This seems a little silly to me. The theaters do NOT charge for the privilege of watching Packer games on a big screen, and going to the games at either of the theaters is, really, a lot of fun. These are the kind of theaters that you sit down at tables, and can order real food and beer.
If the theater is in the local broadcast area of a game, and are not charging people to watch the game, exactly what rule has been broken here? How is it any different from a sports bar showing the game, or at a friend with a big TV?
Copyright is copyright. Whether you charge admission or not is irrelevant.

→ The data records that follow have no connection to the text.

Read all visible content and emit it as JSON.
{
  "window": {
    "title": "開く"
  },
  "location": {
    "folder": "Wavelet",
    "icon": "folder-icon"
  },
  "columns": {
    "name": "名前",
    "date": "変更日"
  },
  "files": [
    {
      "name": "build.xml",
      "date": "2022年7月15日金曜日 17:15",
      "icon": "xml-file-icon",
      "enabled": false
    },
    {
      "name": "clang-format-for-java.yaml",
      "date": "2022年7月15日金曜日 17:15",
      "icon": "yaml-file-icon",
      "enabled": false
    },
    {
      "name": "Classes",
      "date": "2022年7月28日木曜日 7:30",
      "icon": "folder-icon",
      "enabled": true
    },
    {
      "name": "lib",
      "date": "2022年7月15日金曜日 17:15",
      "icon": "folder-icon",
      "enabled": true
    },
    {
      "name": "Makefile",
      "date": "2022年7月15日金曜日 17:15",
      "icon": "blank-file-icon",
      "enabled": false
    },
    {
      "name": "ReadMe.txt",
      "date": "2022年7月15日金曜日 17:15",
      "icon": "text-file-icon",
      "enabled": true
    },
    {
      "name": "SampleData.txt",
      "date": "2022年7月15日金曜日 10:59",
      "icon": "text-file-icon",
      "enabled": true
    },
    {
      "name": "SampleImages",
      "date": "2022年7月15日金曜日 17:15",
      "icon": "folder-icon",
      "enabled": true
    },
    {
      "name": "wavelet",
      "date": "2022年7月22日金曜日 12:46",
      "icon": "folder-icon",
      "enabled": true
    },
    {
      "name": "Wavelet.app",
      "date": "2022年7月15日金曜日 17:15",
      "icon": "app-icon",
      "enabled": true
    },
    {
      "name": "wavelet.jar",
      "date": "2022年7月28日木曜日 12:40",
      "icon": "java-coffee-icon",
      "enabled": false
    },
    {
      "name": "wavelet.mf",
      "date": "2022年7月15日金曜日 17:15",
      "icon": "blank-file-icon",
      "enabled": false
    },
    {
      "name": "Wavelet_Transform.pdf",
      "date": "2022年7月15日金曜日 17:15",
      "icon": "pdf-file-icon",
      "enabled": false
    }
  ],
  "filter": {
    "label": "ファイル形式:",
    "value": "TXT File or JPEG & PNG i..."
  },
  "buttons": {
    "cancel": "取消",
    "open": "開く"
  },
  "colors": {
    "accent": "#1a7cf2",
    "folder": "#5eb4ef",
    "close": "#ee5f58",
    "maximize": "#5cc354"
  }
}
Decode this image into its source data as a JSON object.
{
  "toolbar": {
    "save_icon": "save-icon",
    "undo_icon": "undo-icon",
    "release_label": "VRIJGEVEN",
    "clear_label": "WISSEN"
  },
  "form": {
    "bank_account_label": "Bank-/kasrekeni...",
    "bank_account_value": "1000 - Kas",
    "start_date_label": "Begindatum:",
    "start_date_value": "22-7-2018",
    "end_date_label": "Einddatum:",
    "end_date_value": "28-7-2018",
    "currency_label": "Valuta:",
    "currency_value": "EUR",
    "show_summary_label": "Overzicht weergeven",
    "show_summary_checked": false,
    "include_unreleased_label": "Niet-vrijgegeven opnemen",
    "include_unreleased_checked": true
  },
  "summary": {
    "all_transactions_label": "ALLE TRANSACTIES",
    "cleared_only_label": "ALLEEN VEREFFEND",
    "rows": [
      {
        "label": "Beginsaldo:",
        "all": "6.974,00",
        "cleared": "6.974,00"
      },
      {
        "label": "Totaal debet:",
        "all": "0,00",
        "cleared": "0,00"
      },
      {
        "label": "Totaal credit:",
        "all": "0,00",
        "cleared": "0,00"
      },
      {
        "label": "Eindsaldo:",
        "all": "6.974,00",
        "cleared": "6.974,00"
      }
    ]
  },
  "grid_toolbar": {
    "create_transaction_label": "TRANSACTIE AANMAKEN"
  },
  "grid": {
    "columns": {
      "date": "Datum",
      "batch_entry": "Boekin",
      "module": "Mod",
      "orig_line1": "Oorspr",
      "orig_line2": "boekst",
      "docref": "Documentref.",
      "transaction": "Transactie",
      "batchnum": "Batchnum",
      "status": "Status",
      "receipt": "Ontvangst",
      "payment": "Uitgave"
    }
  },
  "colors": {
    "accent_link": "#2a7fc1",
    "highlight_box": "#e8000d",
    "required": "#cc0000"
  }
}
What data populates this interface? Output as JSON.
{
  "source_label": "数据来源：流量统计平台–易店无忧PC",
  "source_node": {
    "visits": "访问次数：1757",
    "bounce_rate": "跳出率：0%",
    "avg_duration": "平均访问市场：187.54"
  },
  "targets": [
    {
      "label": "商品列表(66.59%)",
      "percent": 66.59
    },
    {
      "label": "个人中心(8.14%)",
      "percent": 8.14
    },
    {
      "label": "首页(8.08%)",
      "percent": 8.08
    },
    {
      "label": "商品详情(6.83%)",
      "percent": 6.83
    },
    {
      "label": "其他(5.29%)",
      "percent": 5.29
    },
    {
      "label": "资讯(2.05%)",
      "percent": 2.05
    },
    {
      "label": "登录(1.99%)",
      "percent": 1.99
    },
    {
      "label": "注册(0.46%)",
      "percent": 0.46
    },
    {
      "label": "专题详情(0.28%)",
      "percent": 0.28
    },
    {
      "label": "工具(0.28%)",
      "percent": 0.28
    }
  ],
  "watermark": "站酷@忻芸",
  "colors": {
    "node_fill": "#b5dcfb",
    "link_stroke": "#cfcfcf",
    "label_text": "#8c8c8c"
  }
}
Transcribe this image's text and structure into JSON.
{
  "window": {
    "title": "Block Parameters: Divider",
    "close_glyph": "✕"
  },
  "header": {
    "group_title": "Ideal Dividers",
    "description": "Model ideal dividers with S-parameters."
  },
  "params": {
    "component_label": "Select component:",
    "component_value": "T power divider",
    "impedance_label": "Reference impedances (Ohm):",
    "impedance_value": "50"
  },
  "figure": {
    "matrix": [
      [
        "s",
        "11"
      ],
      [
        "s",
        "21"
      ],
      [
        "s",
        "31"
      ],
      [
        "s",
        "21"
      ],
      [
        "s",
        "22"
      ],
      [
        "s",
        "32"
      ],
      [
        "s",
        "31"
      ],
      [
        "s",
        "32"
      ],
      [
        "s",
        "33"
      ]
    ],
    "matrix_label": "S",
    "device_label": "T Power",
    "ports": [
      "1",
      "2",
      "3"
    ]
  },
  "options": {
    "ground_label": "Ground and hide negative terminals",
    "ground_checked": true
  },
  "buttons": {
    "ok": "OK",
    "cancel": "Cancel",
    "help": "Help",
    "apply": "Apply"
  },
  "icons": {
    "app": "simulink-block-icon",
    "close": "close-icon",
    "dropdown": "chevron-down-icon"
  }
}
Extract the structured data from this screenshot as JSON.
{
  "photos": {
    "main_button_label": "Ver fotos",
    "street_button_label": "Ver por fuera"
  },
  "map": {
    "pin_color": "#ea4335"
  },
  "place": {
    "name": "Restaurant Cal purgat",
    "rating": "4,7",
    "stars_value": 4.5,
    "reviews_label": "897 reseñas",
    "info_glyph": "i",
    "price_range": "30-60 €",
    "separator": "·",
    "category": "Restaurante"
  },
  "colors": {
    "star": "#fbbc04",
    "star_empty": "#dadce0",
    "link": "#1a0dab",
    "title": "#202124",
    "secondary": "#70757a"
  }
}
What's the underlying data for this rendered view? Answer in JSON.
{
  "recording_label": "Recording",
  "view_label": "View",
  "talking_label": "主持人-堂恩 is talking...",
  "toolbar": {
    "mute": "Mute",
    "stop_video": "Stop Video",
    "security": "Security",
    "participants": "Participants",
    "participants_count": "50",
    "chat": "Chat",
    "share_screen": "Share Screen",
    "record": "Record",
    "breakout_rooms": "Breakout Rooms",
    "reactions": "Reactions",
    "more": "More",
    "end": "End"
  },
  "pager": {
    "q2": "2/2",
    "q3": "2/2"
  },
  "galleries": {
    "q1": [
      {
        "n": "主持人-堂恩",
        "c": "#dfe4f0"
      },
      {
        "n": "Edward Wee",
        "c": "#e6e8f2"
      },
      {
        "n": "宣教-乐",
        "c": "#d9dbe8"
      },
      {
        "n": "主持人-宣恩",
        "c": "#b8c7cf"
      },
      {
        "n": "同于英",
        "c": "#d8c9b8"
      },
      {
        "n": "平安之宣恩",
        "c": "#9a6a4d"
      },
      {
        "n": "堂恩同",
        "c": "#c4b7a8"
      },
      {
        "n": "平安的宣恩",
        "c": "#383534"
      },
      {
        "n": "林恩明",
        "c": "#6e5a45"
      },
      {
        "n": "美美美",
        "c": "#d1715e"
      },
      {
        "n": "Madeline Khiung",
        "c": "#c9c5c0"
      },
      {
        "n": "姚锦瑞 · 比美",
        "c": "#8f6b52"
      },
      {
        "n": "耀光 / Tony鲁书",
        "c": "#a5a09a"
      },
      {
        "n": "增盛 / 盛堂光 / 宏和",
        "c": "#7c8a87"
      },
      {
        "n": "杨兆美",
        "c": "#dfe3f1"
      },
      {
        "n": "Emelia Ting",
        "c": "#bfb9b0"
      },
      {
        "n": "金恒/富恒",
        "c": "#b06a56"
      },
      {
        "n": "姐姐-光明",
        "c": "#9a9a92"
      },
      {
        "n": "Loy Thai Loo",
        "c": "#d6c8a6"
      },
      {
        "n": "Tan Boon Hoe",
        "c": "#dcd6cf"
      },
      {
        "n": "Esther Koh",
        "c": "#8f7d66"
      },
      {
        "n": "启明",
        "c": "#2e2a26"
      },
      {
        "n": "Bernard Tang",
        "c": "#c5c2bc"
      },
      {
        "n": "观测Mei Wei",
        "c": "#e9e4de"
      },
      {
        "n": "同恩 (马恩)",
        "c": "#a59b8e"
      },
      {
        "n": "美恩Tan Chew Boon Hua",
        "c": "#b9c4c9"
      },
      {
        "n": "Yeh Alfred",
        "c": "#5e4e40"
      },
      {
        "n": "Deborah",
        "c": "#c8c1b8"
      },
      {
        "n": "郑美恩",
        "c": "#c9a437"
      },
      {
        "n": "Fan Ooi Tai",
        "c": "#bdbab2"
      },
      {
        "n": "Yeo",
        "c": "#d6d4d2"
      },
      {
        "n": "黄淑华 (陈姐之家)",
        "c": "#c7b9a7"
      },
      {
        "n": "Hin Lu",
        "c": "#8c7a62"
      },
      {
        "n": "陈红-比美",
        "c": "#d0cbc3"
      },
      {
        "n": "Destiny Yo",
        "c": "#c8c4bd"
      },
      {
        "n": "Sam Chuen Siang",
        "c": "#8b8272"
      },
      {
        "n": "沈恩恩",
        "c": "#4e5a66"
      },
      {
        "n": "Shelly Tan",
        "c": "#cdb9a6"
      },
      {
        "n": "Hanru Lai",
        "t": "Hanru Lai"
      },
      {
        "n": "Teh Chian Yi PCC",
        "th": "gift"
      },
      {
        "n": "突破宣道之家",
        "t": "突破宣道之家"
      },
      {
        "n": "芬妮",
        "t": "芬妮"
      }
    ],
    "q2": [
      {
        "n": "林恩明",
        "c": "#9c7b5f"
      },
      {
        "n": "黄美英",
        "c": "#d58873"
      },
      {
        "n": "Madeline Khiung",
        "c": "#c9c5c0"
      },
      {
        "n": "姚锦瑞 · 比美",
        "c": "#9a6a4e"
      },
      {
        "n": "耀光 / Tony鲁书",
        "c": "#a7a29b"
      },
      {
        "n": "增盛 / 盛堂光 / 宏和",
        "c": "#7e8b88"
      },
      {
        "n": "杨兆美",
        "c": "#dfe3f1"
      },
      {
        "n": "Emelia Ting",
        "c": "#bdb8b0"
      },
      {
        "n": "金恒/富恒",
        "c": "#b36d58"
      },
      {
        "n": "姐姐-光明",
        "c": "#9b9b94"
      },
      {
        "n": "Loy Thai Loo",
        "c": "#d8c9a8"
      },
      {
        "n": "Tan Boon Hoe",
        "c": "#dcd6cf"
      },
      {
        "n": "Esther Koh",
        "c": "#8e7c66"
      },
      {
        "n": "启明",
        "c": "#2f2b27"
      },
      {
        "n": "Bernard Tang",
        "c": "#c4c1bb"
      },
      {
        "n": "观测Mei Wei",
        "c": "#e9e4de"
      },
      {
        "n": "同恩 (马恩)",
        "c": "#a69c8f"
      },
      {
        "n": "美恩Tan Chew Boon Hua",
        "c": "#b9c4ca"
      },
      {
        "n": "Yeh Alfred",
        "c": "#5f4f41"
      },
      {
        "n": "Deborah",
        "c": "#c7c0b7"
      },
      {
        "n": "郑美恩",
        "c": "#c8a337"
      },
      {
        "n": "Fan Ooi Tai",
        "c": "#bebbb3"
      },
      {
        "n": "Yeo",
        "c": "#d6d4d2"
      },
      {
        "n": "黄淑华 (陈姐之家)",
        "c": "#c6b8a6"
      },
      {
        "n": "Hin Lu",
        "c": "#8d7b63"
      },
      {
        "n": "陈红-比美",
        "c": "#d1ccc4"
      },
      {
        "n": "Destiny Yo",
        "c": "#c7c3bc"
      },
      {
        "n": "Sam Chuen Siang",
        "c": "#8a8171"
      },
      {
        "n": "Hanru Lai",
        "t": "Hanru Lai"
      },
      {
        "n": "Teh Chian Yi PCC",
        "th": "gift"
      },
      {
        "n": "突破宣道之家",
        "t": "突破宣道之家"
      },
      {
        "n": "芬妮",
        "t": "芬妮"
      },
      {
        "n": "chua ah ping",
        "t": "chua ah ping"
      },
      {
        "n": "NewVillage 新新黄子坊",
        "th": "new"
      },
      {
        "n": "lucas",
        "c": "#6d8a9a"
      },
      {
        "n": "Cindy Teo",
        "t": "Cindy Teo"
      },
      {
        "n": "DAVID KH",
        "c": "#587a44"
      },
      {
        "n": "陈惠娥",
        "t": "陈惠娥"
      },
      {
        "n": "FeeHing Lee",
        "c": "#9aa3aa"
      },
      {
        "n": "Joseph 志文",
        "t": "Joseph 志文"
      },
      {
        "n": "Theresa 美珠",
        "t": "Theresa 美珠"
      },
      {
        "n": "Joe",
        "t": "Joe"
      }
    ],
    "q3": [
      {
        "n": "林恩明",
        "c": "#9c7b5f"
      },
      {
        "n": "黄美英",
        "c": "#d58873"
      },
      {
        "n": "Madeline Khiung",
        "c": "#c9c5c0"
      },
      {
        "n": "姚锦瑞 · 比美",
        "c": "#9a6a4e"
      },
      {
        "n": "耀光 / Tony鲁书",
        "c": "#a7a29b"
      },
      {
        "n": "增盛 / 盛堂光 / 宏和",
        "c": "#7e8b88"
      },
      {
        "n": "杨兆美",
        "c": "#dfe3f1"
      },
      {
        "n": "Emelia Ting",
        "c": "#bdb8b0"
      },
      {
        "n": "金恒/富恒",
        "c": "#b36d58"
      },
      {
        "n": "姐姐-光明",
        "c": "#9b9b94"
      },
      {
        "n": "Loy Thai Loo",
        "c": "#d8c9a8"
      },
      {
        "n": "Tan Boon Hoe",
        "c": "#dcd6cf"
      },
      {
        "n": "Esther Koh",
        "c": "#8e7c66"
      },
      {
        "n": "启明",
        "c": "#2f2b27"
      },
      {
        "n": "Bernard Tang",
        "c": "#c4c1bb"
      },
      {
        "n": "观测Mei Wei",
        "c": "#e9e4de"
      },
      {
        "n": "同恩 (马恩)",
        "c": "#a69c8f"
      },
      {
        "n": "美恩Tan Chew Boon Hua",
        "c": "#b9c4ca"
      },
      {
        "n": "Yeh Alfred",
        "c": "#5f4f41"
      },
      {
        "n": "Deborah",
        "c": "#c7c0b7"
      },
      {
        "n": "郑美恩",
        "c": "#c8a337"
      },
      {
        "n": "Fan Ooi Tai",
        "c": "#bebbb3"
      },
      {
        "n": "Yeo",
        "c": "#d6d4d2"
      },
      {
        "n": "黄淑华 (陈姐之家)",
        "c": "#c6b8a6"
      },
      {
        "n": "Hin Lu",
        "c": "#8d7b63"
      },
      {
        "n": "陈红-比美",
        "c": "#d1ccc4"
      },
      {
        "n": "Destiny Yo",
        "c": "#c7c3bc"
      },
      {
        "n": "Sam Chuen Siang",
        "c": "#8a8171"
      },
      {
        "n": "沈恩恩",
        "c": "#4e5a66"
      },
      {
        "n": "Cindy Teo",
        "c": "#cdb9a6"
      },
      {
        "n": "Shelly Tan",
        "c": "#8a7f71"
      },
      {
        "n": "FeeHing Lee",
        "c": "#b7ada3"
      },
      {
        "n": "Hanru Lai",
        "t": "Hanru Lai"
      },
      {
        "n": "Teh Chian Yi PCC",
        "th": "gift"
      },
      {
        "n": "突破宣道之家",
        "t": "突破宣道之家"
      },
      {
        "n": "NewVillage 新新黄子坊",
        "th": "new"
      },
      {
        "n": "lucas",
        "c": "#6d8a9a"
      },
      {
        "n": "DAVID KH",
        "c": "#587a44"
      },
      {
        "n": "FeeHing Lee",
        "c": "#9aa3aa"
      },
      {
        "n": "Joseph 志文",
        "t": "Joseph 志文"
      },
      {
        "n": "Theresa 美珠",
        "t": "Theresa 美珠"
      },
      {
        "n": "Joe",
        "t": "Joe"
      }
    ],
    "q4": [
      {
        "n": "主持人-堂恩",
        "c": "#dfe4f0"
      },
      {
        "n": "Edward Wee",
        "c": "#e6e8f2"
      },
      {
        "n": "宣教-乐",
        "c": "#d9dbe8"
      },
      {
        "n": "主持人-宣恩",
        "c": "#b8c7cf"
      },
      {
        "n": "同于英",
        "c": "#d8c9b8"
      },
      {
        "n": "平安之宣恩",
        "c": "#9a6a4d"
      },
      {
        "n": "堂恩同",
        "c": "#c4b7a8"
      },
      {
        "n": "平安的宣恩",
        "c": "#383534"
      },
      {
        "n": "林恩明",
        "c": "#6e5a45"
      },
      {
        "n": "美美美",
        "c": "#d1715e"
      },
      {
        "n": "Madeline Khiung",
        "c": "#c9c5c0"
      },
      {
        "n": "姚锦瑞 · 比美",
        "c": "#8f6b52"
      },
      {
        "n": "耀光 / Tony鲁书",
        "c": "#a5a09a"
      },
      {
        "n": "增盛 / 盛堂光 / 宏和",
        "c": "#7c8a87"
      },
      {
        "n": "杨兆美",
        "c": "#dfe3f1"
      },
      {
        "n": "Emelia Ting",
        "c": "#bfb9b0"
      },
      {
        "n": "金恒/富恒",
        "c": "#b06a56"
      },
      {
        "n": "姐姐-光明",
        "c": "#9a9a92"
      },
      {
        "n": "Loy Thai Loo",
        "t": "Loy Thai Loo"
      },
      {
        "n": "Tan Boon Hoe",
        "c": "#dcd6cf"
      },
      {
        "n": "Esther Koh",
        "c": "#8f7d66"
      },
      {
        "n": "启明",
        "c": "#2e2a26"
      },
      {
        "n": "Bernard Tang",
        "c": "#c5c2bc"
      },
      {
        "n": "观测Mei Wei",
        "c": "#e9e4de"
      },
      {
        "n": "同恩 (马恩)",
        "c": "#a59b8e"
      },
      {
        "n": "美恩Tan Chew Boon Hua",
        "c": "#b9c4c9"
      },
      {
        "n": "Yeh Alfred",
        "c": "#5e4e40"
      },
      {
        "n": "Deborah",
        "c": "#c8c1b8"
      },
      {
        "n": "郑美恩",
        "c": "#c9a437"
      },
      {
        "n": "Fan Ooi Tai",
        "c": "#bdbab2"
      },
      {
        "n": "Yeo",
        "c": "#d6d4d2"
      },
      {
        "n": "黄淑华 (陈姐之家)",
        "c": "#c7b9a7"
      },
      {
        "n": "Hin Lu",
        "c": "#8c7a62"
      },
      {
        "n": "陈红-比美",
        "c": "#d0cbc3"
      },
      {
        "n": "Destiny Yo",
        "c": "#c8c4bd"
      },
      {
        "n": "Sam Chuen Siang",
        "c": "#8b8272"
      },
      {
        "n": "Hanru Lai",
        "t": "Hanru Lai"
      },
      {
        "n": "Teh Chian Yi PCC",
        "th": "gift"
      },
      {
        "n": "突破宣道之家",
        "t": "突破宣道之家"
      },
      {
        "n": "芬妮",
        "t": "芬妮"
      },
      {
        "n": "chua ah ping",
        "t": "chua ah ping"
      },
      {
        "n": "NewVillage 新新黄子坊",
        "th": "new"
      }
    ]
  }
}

The rule has always been “No rebroadcast is allowed without the express written permission of the NFL.”
Your own set is “private use,” which is allowed. The diference between private and nonprivate can be argued, but advertising and inviting the general public is clearly non-private
While this may be bad PR, the NFL is certainly within their legal rights.
re·broad·cast /riˈbrɔdˌkæst, -ˌkɑst/ verb, -cast or -cast·ed, -cast·ing, noun
–verb (used with object)
1. to broadcast again from the same station.
2. to relay (a radio or television program, speech, etc., received from another station).
From dictionary.com.
They are not rebroadcasting, they are simply showing the free, OTA broadcast they receive along with everyone else.
Before last year’s Superb Owl (I’m not licensed to use the Official Name) several churches in the Indianapolis area had to call off their big-screen showings of the Superb Owl. Any screen over 50 inches was the line. A 55-inch screen would get you a lawsuit from the NFL, even if the showing is free. You’ll notice that food stores and bars use phrases like, “the big game” or “Big Party This Sunday.” The NFL protects its copyrights vigorously.
I guess what I’m looking for is the legislation supporting that these theaters are violating copyright law by showing what amounts to a big screen of NBC’s OTA broadcast for free.
How can the NFL prevent people from saying the Super Bowl just because they own the copyright? Am I technically breaking the law when i tell people i have a Ford?
They are not telling people they can’t say it, they are telling other businesses they can’t use it in their advertising without the appropriate licensing fee. If you wanted to advertise “Rides in my Ford F150, 25 cents” you might have the same problem.
Actually, according to Copyright Law, 55 inches is OK. It’s when you go above 55" that you run afoul of TITLE 17.
I think this law should be rewritten, personally, especially for copyrighted material that is (a) broadcast free-to-air, and (b) supported by advertising. After all, if 200 people gather in a church to watch the game on a 12’ projection screen, there are exactly the same number of people watching the game and the ads as if those 200 people were each in their own loungerooms watching the game on their televisions.
Perhaps they could even stipulate that broadcasts in places like churches be required to leave the sound turned on during the advertisements (almost everyone watches the Superbowl ads anyway), so there would be no potential for skipping the commercials.
Actually, quite a few intellectual property lawyers point out that the NFL’s interpretation of trademark law is much stricter than the law actually allows for, and that many of the uses of “Super Bowl” that the NFL gets all steamed about would probably survive a court challenge.
The problem with copyright law, as with many other similar areas, is that deep pockets and a willingness to sue are often enough to get people to bend to your wishes, no matter the merits of your argument.
You are free to tell people you drive a Ford, but if you were a supermarket, and you advertised a page of picnic supplies “for your Ford picnic,” with the blue oval logo, you’d hear from Ford Motor Company lawyers.
If you look around, you can buy a repro sign saying Ford Service Department, and tack it up in your home garage. If you run an auto repair shop, you can’t hang that sign in your shop without FoMoCo’s permission.
The NFL sells entertainment, not cars. Entertainment is a fleeting thing, so their approach to copyright defense is different. Right now, I’m teetering on the edge of my understanding of copyright law, if not falling off the edge. I can say no more.
Actually, if i’m reading the law correctly, that would depend on how you and the courts define this section:
Given the number of large TVs sold for home use these days, i think you could make a pretty good argument that your 58" plasma or your 70" rear projection TV would qualify as a “single receiving apparatus of a kind commonly used in private homes.”
This code was written when basically NO-ONE had a 55" TV in their house.
Good thing I didn’t spring for the 58" plasma TV and 7.1 channel surround system. What would be the penalty for being over the limit by three inches and two speakers?
Looks like it’s time for the home electronics industry to lean on lawmakers to update these codes, A simple “There are no limitations on display size or the number of loudspeakers used in private residences.” should be sufficient.